Des chercheurs de l’Institut d’astrophysique spatiale (IAS) de l’université Paris Sud en collaboration avec l’Institut de chimie de Nice de l’université de Nice-Sophia Antipolis ont voulu savoir ce qui arrivait lorsque l’on soumettait de la glace présente dans un nuage de gaz interstellaire aux UV émis par les étoiles environnantes (même lointaines). Ils ont ainsi refroidi un mélange d’eau, de méthanol et d’ammoniaque, trois composants dont on a déjà trouvé des traces au sein de ces nuages de gaz, puis ils l’ont astreint à un rayonnement UV pendant une période allant d’une semaine à un mois.

Les échantillons de glace exposés sont ensuite passés par le laboratoire de Nice pour y être analysés par l’équipe de Uwe Meierhenrich. Là, deux petites molécules organiques ont été détecté : le glycolaldéhyde et le glycéraldéhyde; des sucres élémentaires, composés d’atomes de carbone. Or, ces deux molécules sont des constituants de structures plus complexes telles que les acides nucléiques. On les retrouve dans l’acide ribonucléique (ARN), « une molécule biologique présente chez pratiquement tous les êtres vivants ».

L’expérience leur a donc permis de comprendre et de donner une explication plausible aux mécanismes chimiques à l’origine de la création de certaines molécules pouvant, par association, produire des «molécules organiques simples comme les acides aminés ». Dans le cas présent, du glycolaldéhyde et du glycéraldéhyde; des composants des briques du vivant.
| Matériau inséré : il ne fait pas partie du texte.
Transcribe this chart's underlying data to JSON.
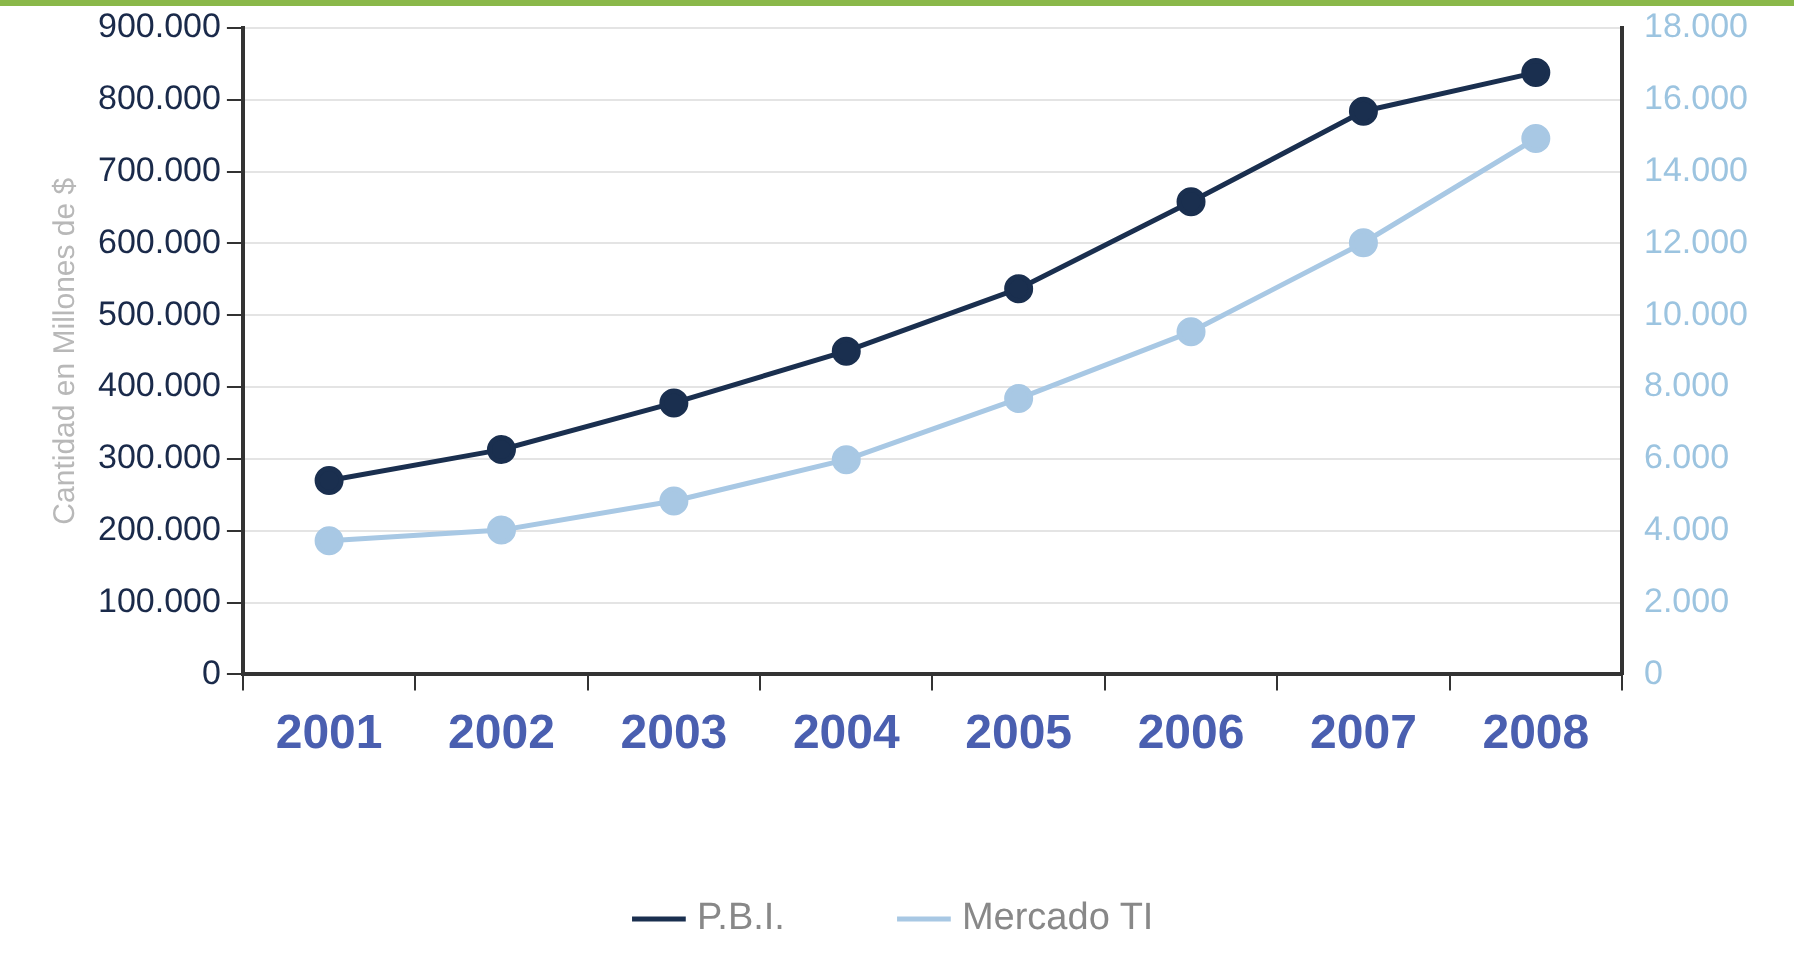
{
  "chart_data": {
    "type": "line",
    "ylabel": "Cantidad en Millones de $",
    "categories": [
      "2001",
      "2002",
      "2003",
      "2004",
      "2005",
      "2006",
      "2007",
      "2008"
    ],
    "series": [
      {
        "name": "P.B.I.",
        "color": "#1a2f4f",
        "values": [
          270000,
          313000,
          378000,
          450000,
          537000,
          658000,
          784000,
          838000
        ]
      },
      {
        "name": "Mercado TI",
        "color": "#a8c8e4",
        "axis": "y2",
        "values": [
          3720,
          4020,
          4830,
          5980,
          7680,
          9540,
          12020,
          14920
        ]
      }
    ],
    "ylim": [
      0,
      900000
    ],
    "yticks": [
      0,
      {
        "value": 100000,
        "label": "100.000"
      },
      {
        "value": 200000,
        "label": "200.000"
      },
      {
        "value": 300000,
        "label": "300.000"
      },
      {
        "value": 400000,
        "label": "400.000"
      },
      {
        "value": 500000,
        "label": "500.000"
      },
      {
        "value": 600000,
        "label": "600.000"
      },
      {
        "value": 700000,
        "label": "700.000"
      },
      {
        "value": 800000,
        "label": "800.000"
      },
      {
        "value": 900000,
        "label": "900.000"
      }
    ],
    "y2lim": [
      0,
      18000
    ],
    "y2ticks": [
      0,
      {
        "value": 2000,
        "label": "2.000"
      },
      {
        "value": 4000,
        "label": "4.000"
      },
      {
        "value": 6000,
        "label": "6.000"
      },
      {
        "value": 8000,
        "label": "8.000"
      },
      {
        "value": 10000,
        "label": "10.000"
      },
      {
        "value": 12000,
        "label": "12.000"
      },
      {
        "value": 14000,
        "label": "14.000"
      },
      {
        "value": 16000,
        "label": "16.000"
      },
      {
        "value": 18000,
        "label": "18.000"
      }
    ],
    "grid": "y",
    "legend": "bottom",
    "marker": "circle",
    "line_style": "solid"
  }
}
Sachant que les astronomes ont déjà perçu du glycolaldéhyde dans l’espace, l’hypothèse est donc la suivante. Les molécules créées dans l’espace ont fort bien pu voyager à dos d’astéroïde jusqu’à la Terre, où elles se seraient multipliées, développées et complexifiées par différents processus chimiques jusqu’à devenir organiques et former les premières briques du vivant. Étant donné le nombre impressionnant de micro météorites qui bombardent chaque jour la Terre, et tenant compte du fait qu’il était 1 000 fois plus élevé il y a de ça 4 milliards d’année, celles-ci ont très bien pu servir de vaisseaux aux molécules responsables des briques du vivant.

Et cela pose bien sûr une autre question… Si à l’intérieur des nuages de gaz interstellaire peuvent se produire des réactions chimiques capables d’engendrer des molécules, y compris des acides aminés, pourquoi la vie ne se serait-elle pas développée sur une autre planète ? Une étude récente a d’ailleurs montré que le nombre de planète habitable, c’est-à-dire cumulant ces trois qualités : de l’eau, de l’atmosphère et du carbone, se comptait en milliards.

Ce n’est qu’un scénario mais cela laisse songeur.